‘Zoom fatigue’ is part of the zeitgeist of 2020. Working, studying and living your social life over video call has been a daily experience for so many of us since March and there are few signs that this will change for at least the foreseeable future. For the left, the switch to everything online has provided some benefits – being able to attend a meeting in your living room is convenient on one level and a huge benefit to people who struggle to access physical organising spaces on top of that.
But physical left-wing organising spaces are crucial to movement-building. The Corbyn campaign created the excitement it did in 2015 and 2016 largely by packing out rallies and public meetings. The World Transformed’s end of conference parties exist because they bring us together as socialists to experience collective joy. And in my experience, the radical bookshop is a cornerstone of the physical organising spaces that the left needs to grow.
I’ve been working at the People’s Bookshop, a radical bookshop up three flights of stairs in a medieval alleyway in Durham, since I was at school. In my first year at the bookshop, Corbyn was the newly-elected Labour leader and the bookshop was humming with newly-radicalised people of all ages and backgrounds. We used the space for phone banking in the 2016 Labour leadership election, used it as a meeting point for rallies; or simply just used it to chat to fellow activists of all experience levels, educating each other over a cup of tea and a Greggs pasty. We have held book talks, film screenings, political theory discussions, allowed local activist groups to meet without worrying about room booking costs. In many ways, radical bookshops provide a space and framework for activists to learn and develop.

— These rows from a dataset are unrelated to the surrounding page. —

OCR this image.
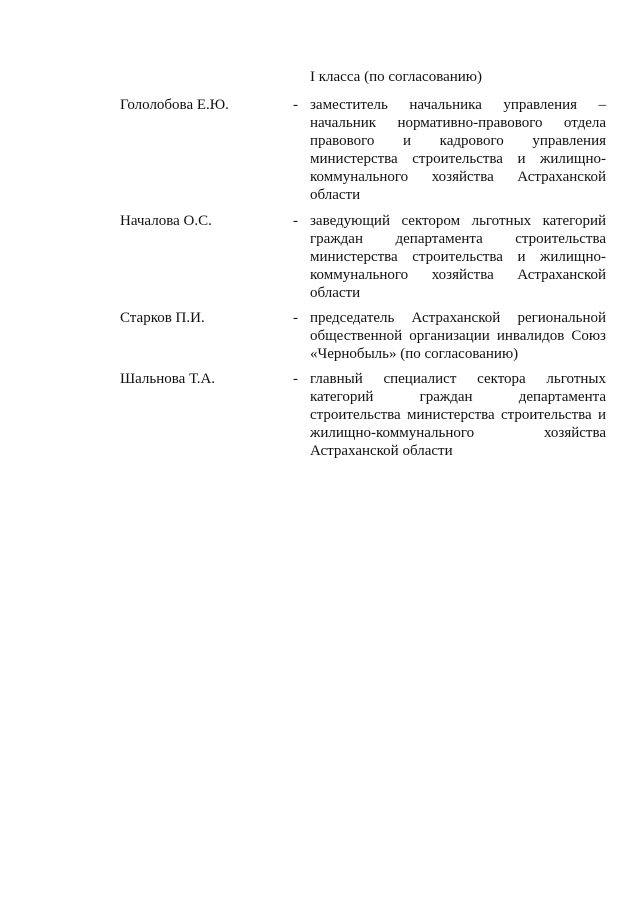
I класса (по согласованию)
Гололобова Е.Ю.	- заместитель начальника управления – начальник нормативно-правового отдела правового и кадрового управления министерства строительства и жилищно-коммунального хозяйства Астраханской области
Началова О.С.	- заведующий сектором льготных категорий граждан департамента строительства министерства строительства и жилищно-коммунального хозяйства Астраханской области
Старков П.И.	- председатель Астраханской региональной общественной организации инвалидов Союз «Чернобыль» (по согласованию)
Шальнова Т.А.	- главный специалист сектора льготных категорий граждан департамента строительства министерства строительства и жилищно-коммунального хозяйства Астраханской области
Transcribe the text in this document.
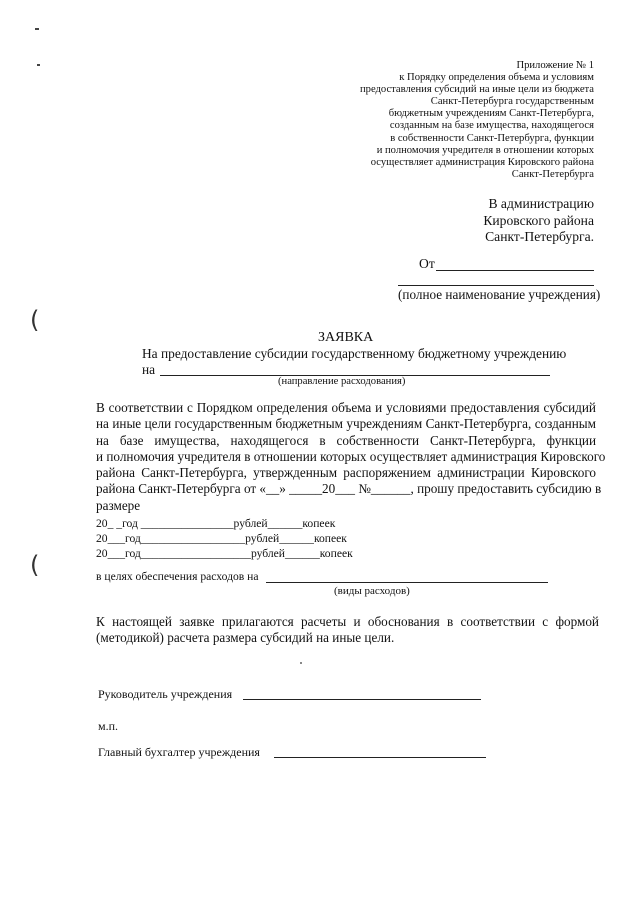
(
(
Приложение № 1
к Порядку определения объема и условиям
предоставления субсидий на иные цели из бюджета
Санкт-Петербурга государственным
бюджетным учреждениям Санкт-Петербурга,
созданным на базе имущества, находящегося
в собственности Санкт-Петербурга, функции
и полномочия учредителя в отношении которых
осуществляет администрация Кировского района
Санкт-Петербурга
В администрацию
Кировского района
Санкт-Петербурга.
От
(полное наименование учреждения)
ЗАЯВКА
На предоставление субсидии государственному бюджетному учреждению
на
(направление расходования)
В соответствии с Порядком определения объема и условиями предоставления субсидий
на иные цели государственным бюджетным учреждениям Санкт-Петербурга, созданным
на базе имущества, находящегося в собственности Санкт-Петербурга, функции
и полномочия учредителя в отношении которых осуществляет администрация Кировского
района Санкт-Петербурга, утвержденным распоряжением администрации Кировского
района Санкт-Петербурга от «__» _____20___ №______, прошу предоставить субсидию в
размере
20_ _год ________________рублей______копеек
20___год__________________рублей______копеек
20___год___________________рублей______копеек
в целях обеспечения расходов на
(виды расходов)
К настоящей заявке прилагаются расчеты и обоснования в соответствии с формой
(методикой) расчета размера субсидий на иные цели.
Руководитель учреждения
м.п.
Главный бухгалтер учреждения
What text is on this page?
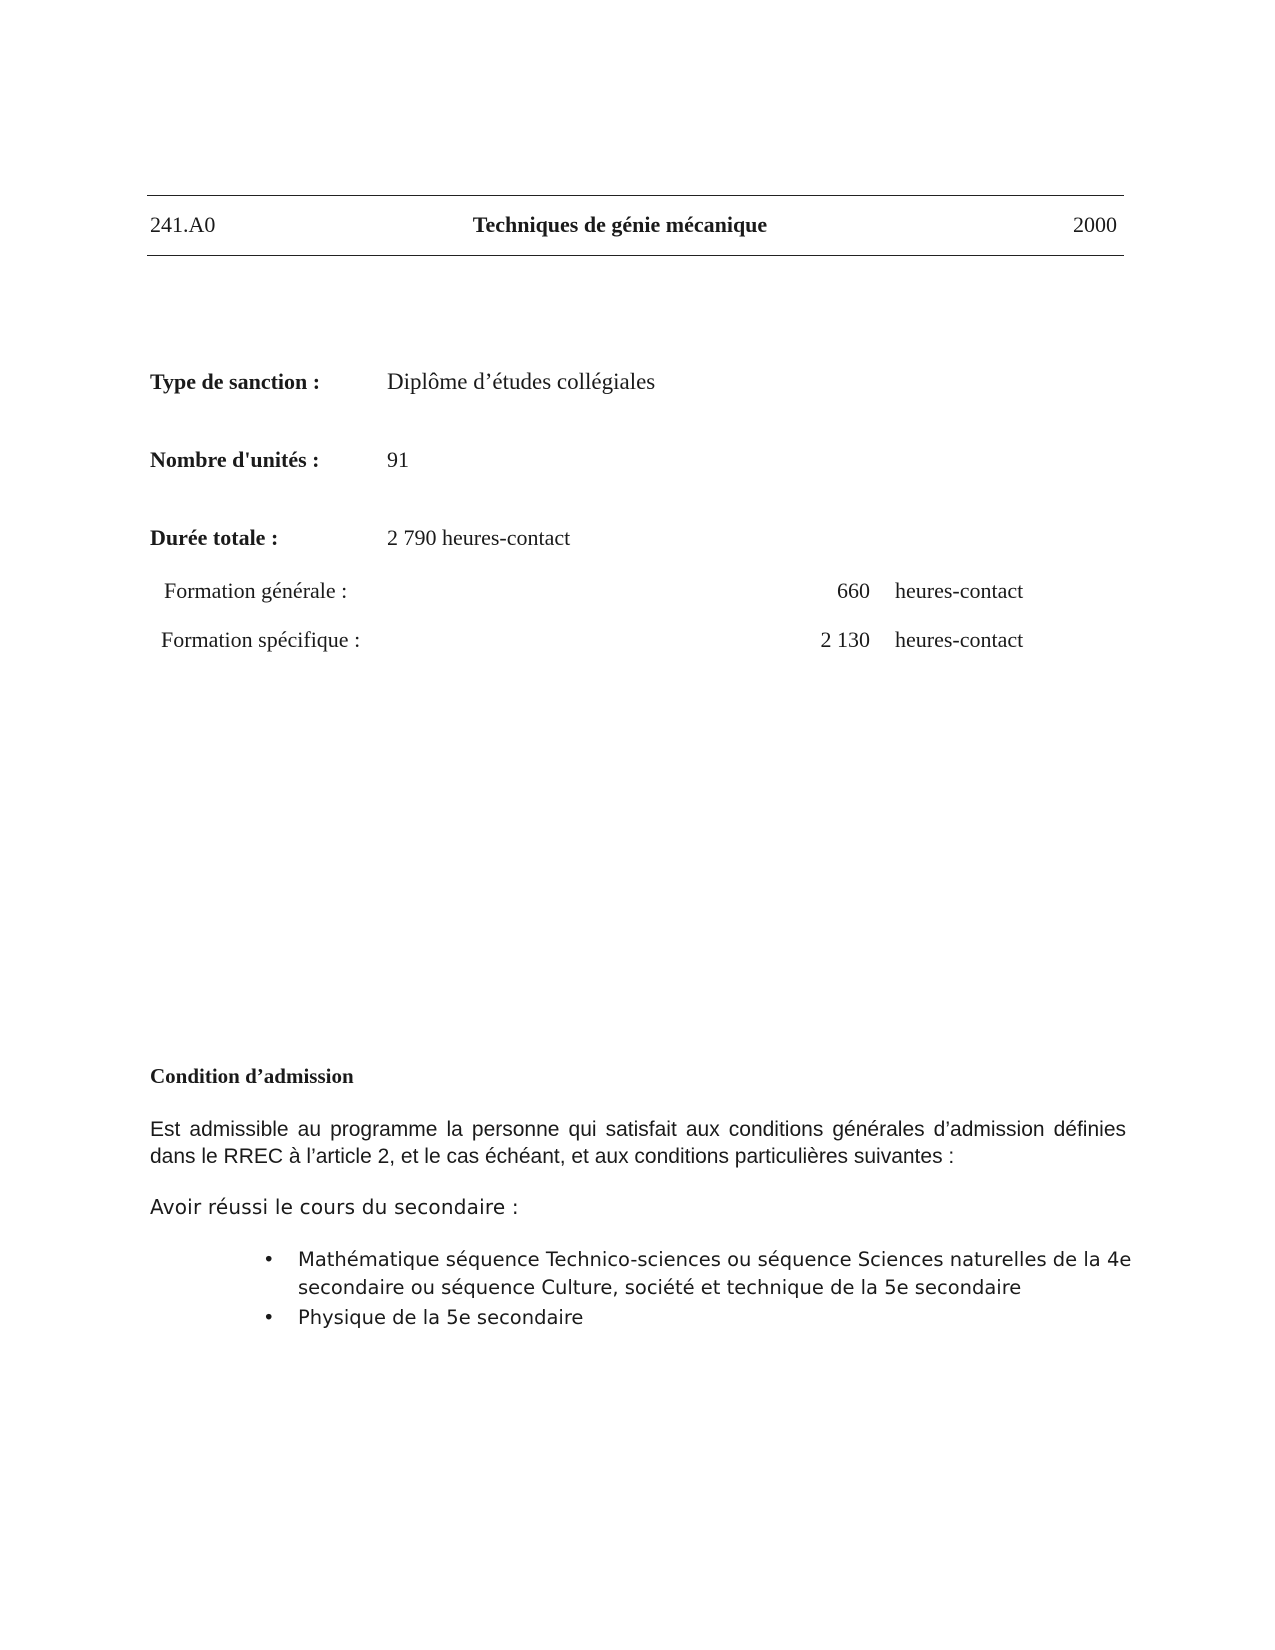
241.A0	Techniques de génie mécanique	2000
Type de sanction :	Diplôme d’études collégiales
Nombre d'unités :	91
Durée totale :	2 790 heures-contact
Formation générale :	660 heures-contact
Formation spécifique :	2 130 heures-contact
Condition d’admission
Est admissible au programme la personne qui satisfait aux conditions générales d’admission définies dans le RREC à l’article 2, et le cas échéant, et aux conditions particulières suivantes :
Avoir réussi le cours du secondaire :
• Mathématique séquence Technico-sciences ou séquence Sciences naturelles de la 4e secondaire ou séquence Culture, société et technique de la 5e secondaire
• Physique de la 5e secondaire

After decades of neoliberalism and austerity, these kinds of spaces have been slowly, and deliberately, removed from all aspects of our life. In our last issue, Morag Rose wrote about the policing of public space and Oli Carter-Esdale on the contested political space that is the pub. Public libraries have been devastated by austerity. Radical bookshops are not a substitute for libraries and all of the other public institutions that austerity has eroded. But they can be an example of how leftists can build organisations that serve their communities. Gay’s the Word, the LGBT+ bookshop featured in the film Pride, demonstrates this beautifully.
I spoke to Mandy from the News From Nowhere collective, a bookshop that has served Liverpool’s left-wing communities since 1976. News From Nowhere is run by an all-women collective who refer to themselves as ‘the real Amazons’ – Jeff Bezos be warned. Mandy tells me that keeping online orders running has been difficult in lockdown, as has supporting each other through isolation. Choosing to buy from News From Nowhere (they are still taking orders) instead of Amazon could provide a lifeline to the iconic shop, who are really missing out on both the trade and community of the in-person events they regularly set up stalls at.
Covid-19 is the latest challenge for radical bookshops as they fight to survive in an Amazon-dominated, austerity-ravaged landscape. By exerting what little power we have as consumers and choosing to spend our money in shops like News From Nowhere, we can preserve these vital pieces of left-wing infrastructure.
Through the People’s Bookshop, I have made friends for life. Having a space where we can simply exist – not by virtue of being a consumer – has been immensely valuable for our consciousness-raising as young activists. Mark Fisher’s writings on Acid Communism encouraged us to replicate the counterculture of the 1960’s and 70’s and imagine an alternative to capitalism through collective joy. The collective joy that I have experienced both through the Bookshop and in wider left organising has kept me going through the worst of the last 5 years and keeps me fighting for an alternative to capitalism. That is too valuable to lose.